Alanya’dan koyunlarını otlatmak için Gündoğmuş’un Yaylalarına çıkan Yakup Saraç, havaların ısınması ile birlikte her yıl yaylaya çıkmak zorundayız. Mayıs ayının 15 den sonra hayvanlar sıcaktan Yaylaya çıkmak isterler. Yaylaya çıkarak obalarımıza yerleştik. Hava şartlarına göre eylül ayı sonuna kadar yaylada kalacağız dedi.

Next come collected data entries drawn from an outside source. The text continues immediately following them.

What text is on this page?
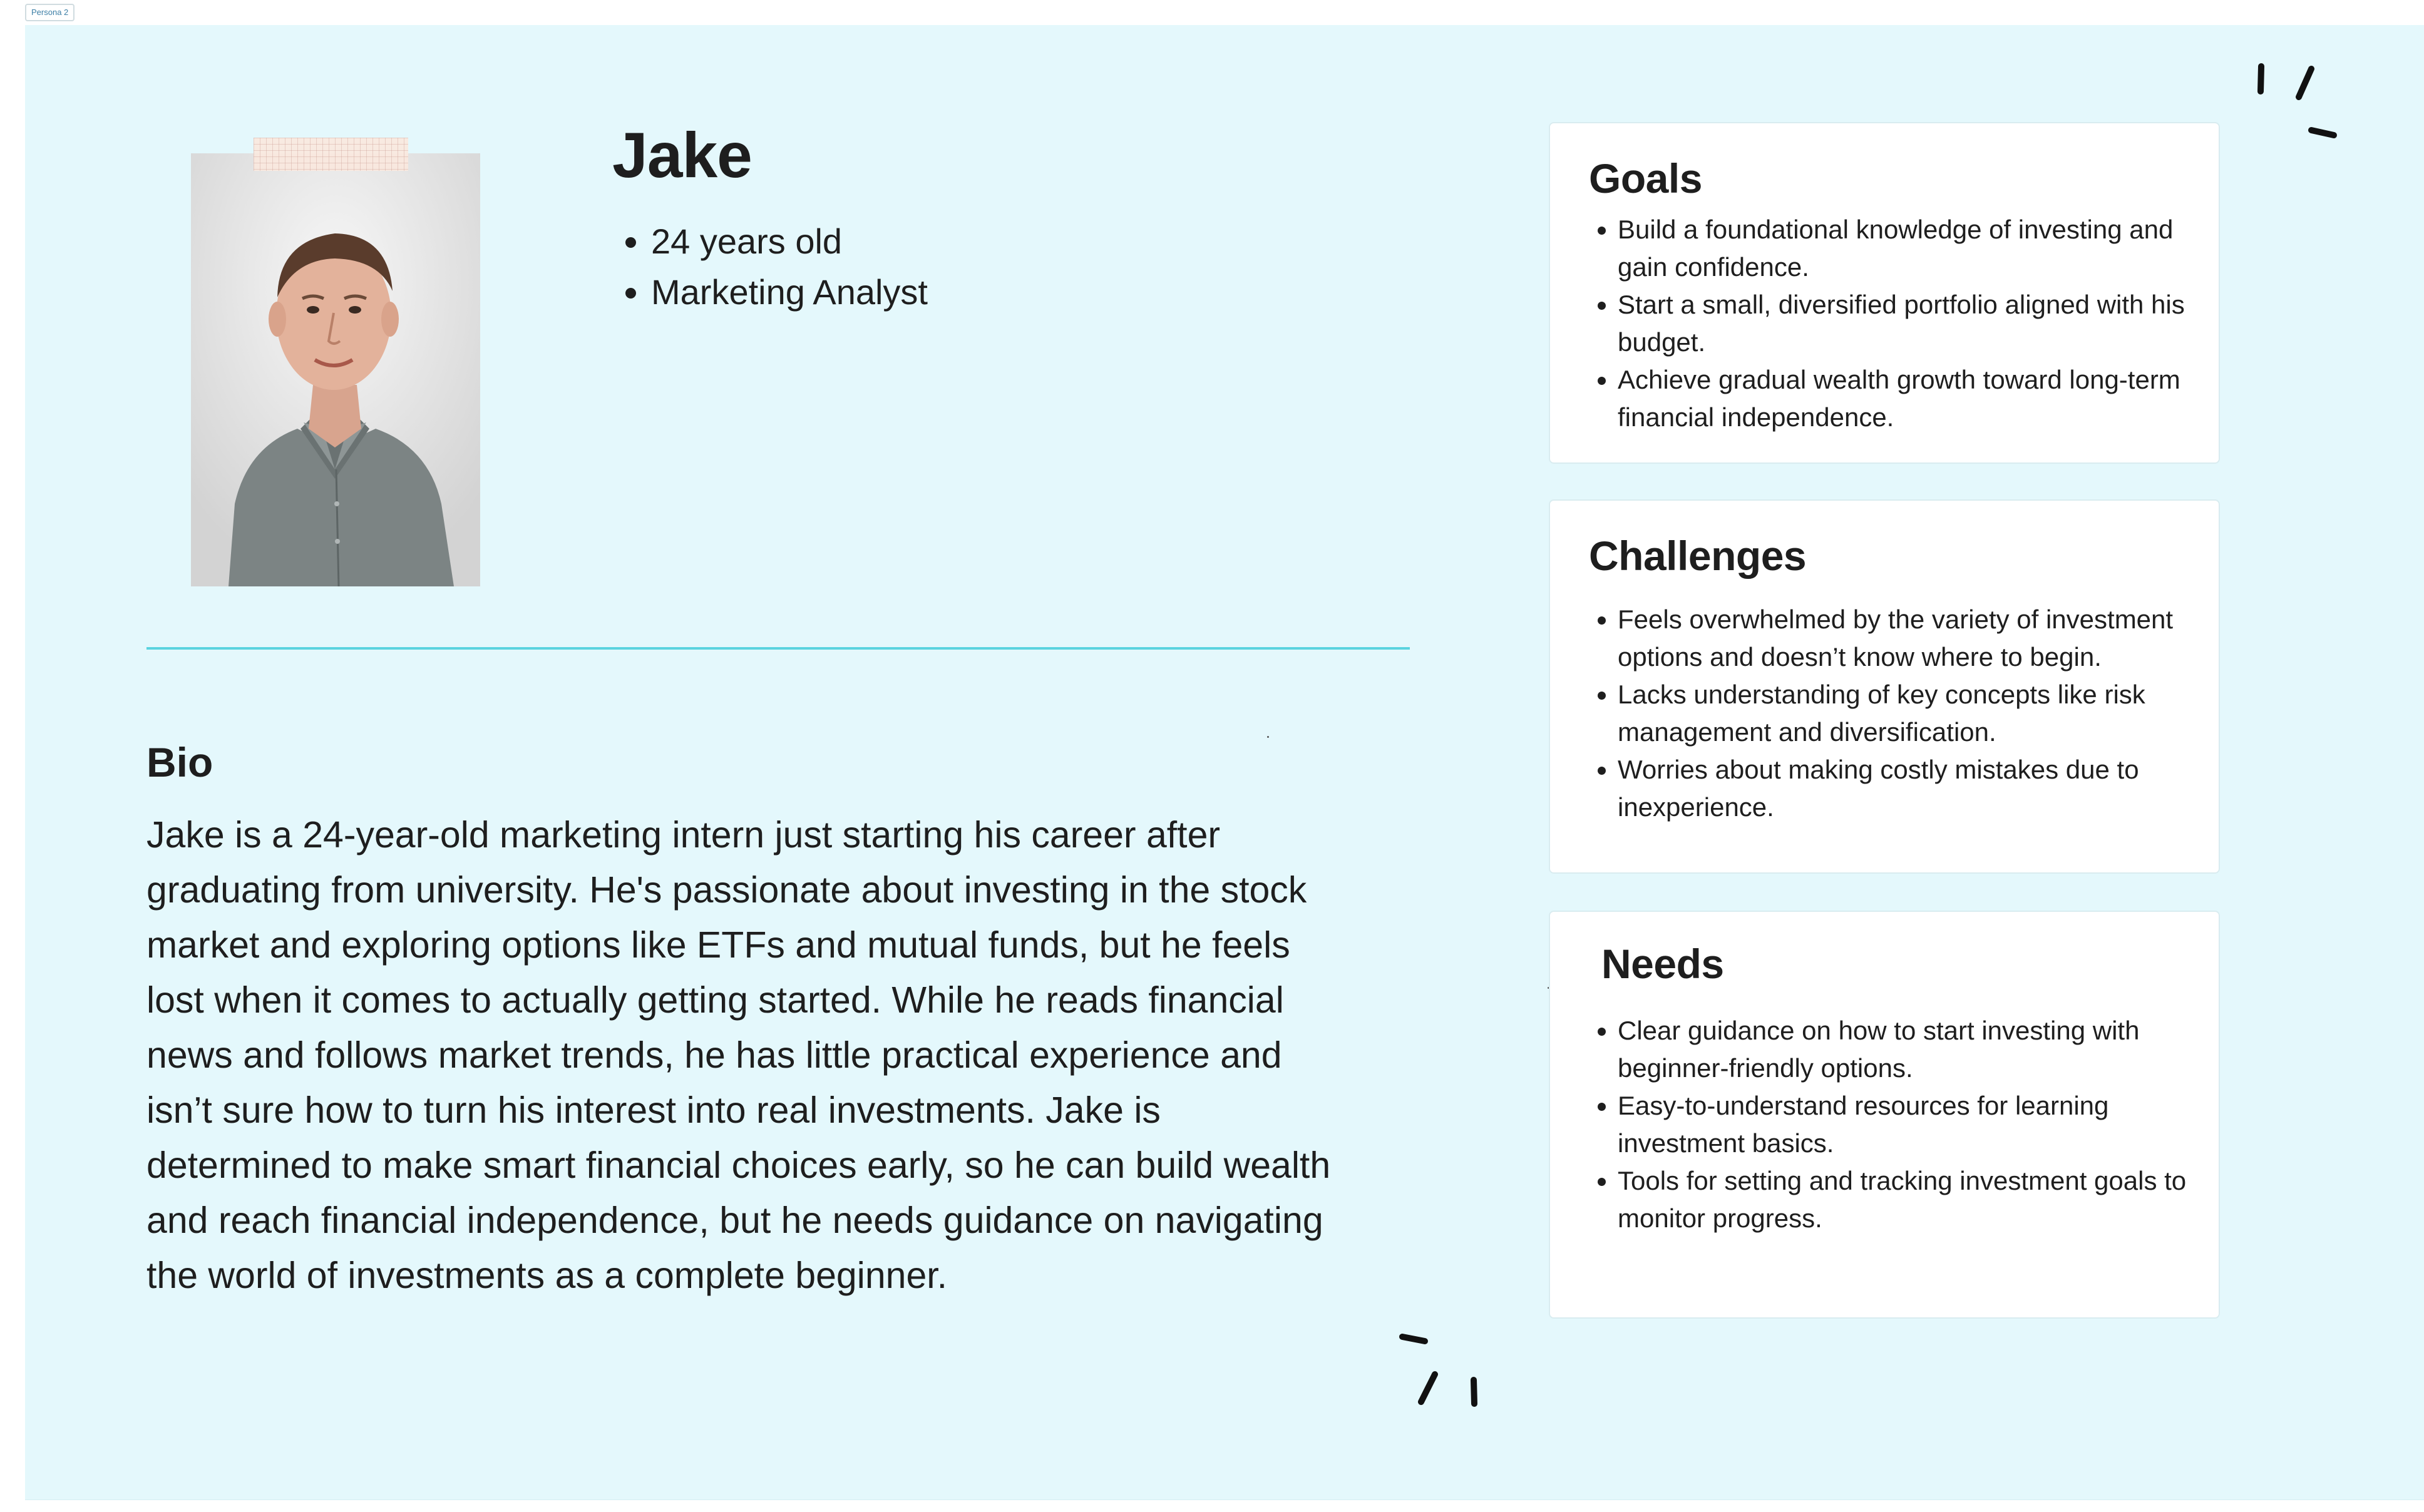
Persona 2
Jake
• 24 years old
• Marketing Analyst
Bio

Jake is a 24-year-old marketing intern just starting his career after graduating from university. He's passionate about investing in the stock market and exploring options like ETFs and mutual funds, but he feels lost when it comes to actually getting started. While he reads financial news and follows market trends, he has little practical experience and isn’t sure how to turn his interest into real investments. Jake is determined to make smart financial choices early, so he can build wealth and reach financial independence, but he needs guidance on navigating the world of investments as a complete beginner.

Goals
• Build a foundational knowledge of investing and gain confidence.
• Start a small, diversified portfolio aligned with his budget.
• Achieve gradual wealth growth toward long-term financial independence.
Challenges
• Feels overwhelmed by the variety of investment options and doesn’t know where to begin.
• Lacks understanding of key concepts like risk management and diversification.
• Worries about making costly mistakes due to inexperience.
Needs
• Clear guidance on how to start investing with beginner-friendly options.
• Easy-to-understand resources for learning investment basics.
• Tools for setting and tracking investment goals to monitor progress.
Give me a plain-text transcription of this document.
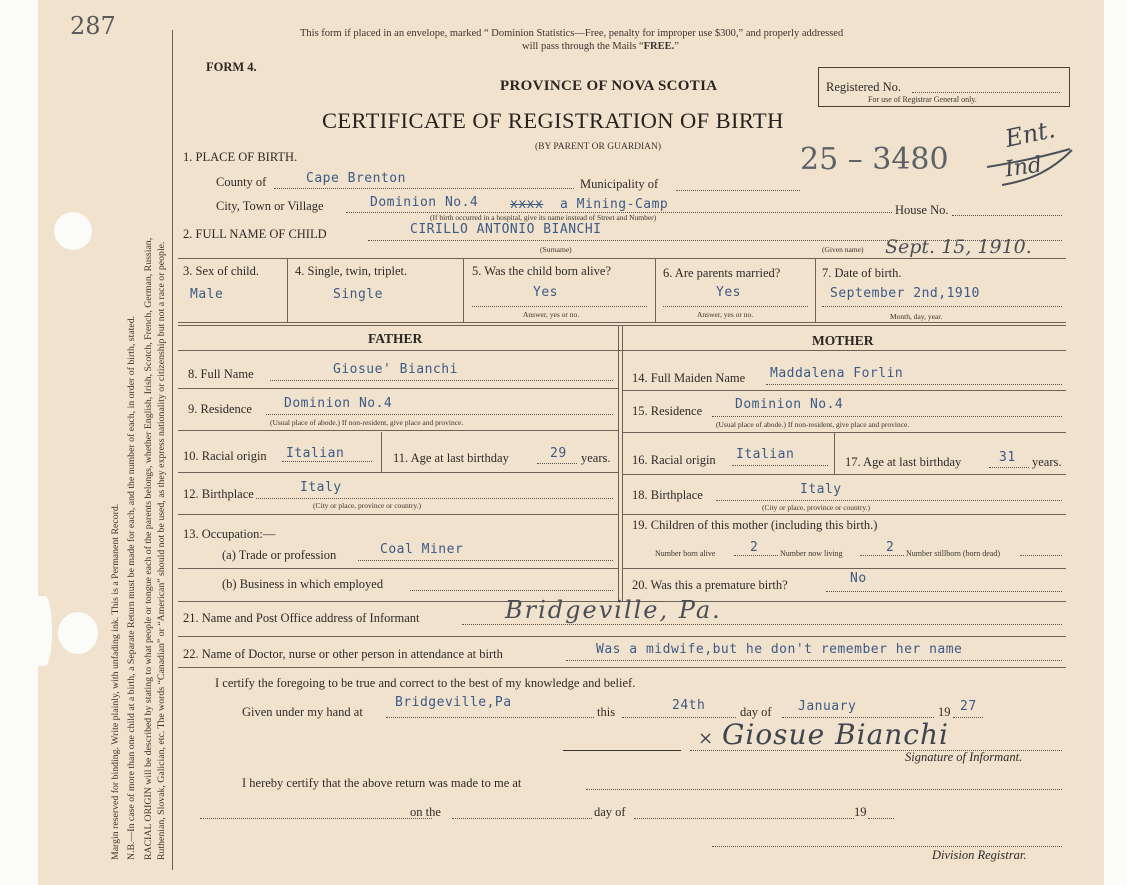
Margin reserved for binding. Write plainly, with unfading ink. This is a Permanent Record. N.B.—In case of more than one child at a birth, a Separate Return must be made for each, and the number of each, in order of birth, stated. RACIAL ORIGIN will be described by stating to what people or tongue each of the parents belongs, whether English, Irish, Scotch, French, German, Russian, Ruthenian, Slovak, Galician, etc. The words “Canadian” or “American” should not be used, as they express nationality or citizenship but not a race or people.
287	This form if placed in an envelope, marked “ Dominion Statistics—Free, penalty for improper use $300,” and properly addressed
will pass through the Mails “FREE.”
FORM 4.
PROVINCE OF NOVA SCOTIA	Registered No.
For use of Registrar General only.
CERTIFICATE OF REGISTRATION OF BIRTH
(BY PARENT OR GUARDIAN)	25 – 3480
Ent.
Ind
1. PLACE OF BIRTH.
County of	Cape Brenton	Municipality of
City, Town or Village	Dominion No.4 xxxx a Mining-Camp
(If birth occurred in a hospital, give its name instead of Street and Number)
House No.
2. FULL NAME OF CHILD	CIRILLO ANTONIO BIANCHI
(Surname)	(Given name) Sept. 15, 1910.
3. Sex of child.
Male
4. Single, twin, triplet.
Single
5. Was the child born alive?
Yes
Answer, yes or no.
6. Are parents married?
Yes
Answer, yes or no.
7. Date of birth.
September 2nd,1910
Month, day, year.
FATHER	MOTHER
8. Full Name	Giosue' Bianchi
9. Residence Dominion No.4
(Usual place of abode.) If non-resident, give place and province.
10. Racial origin Italian	11. Age at last birthday	29 years.
12. Birthplace	Italy
(City or place, province or country.)
13. Occupation:—
(a) Trade or profession	Coal Miner
(b) Business in which employed
14. Full Maiden Name Maddalena Forlin
15. Residence	Dominion No.4
(Usual place of abode.) If non-resident, give place and province.
16. Racial origin Italian	17. Age at last birthday	31 years.
18. Birthplace	Italy
(City or place, province or country.)
19. Children of this mother (including this birth.)
Number born alive	2	Number now living	2 Number stillborn (born dead)
20. Was this a premature birth?	No
21. Name and Post Office address of Informant	Bridgeville, Pa.
22. Name of Doctor, nurse or other person in attendance at birth	Was a midwife,but he don't remember her name
I certify the foregoing to be true and correct to the best of my knowledge and belief.
Given under my hand at
Bridgeville,Pa
this	24th	day of January	19 27
× Giosue Bianchi
Signature of Informant.
I hereby certify that the above return was made to me at
on the	day of	19
Division Registrar.
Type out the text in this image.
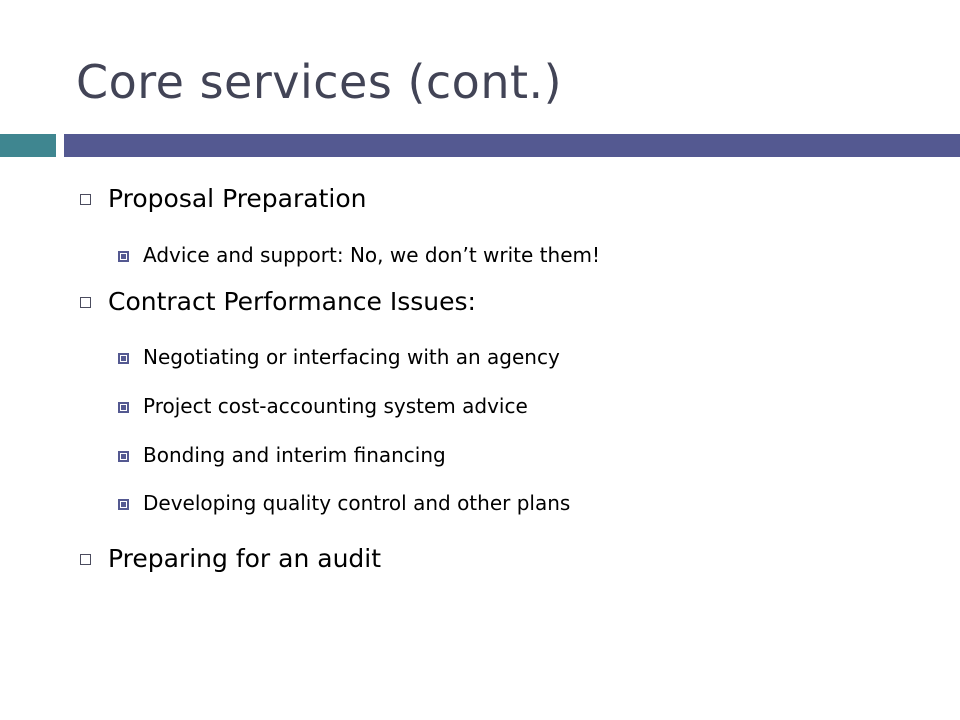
Core services (cont.)
Proposal Preparation
Advice and support: No, we don’t write them!
Contract Performance Issues:
Negotiating or interfacing with an agency
Project cost-accounting system advice
Bonding and interim financing
Developing quality control and other plans
Preparing for an audit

Manavgat’ın Gebece mahallesinden Akseki’nin yaylalarına çıkan Duran Topaça (74), Toros dağlarında hayvanlarını otlatmak için çıktıklarını ve obalarda kaldıklarını söyledi.
“Ata meslekleri”
Hayvancılık mesleğinin atalarından kaldığını ve devamlı olarak yaylalara çıktıklarını belirten Topaça, "Her yıl mayıs ayı sonlarında hayvanlarımızla beraber Akseki’nin Yarpuz Mahallesi yakınlarındaki Kaklıktaş Yaylası’na çıkıyoruz. Şu an obalarımıza yerleştik. Çadırlarımızı kurduk. Sıcaklarda keçiler sahilde durmaz Hayvanlarımız mayıs ayının sonu gelince yaylaya gitmek ister. Biz her yıl yaylaya çıkmak zorundayız. Ekim ayının sonuna kadar yaylada kalıyoruz. Daha sonra ise evlerimize yeniden göç ediyoruz. Fakat artık hayvancılığın da tadı tuzu kalmadı. Her geçen gün maliyetler yükseliyor" dedi.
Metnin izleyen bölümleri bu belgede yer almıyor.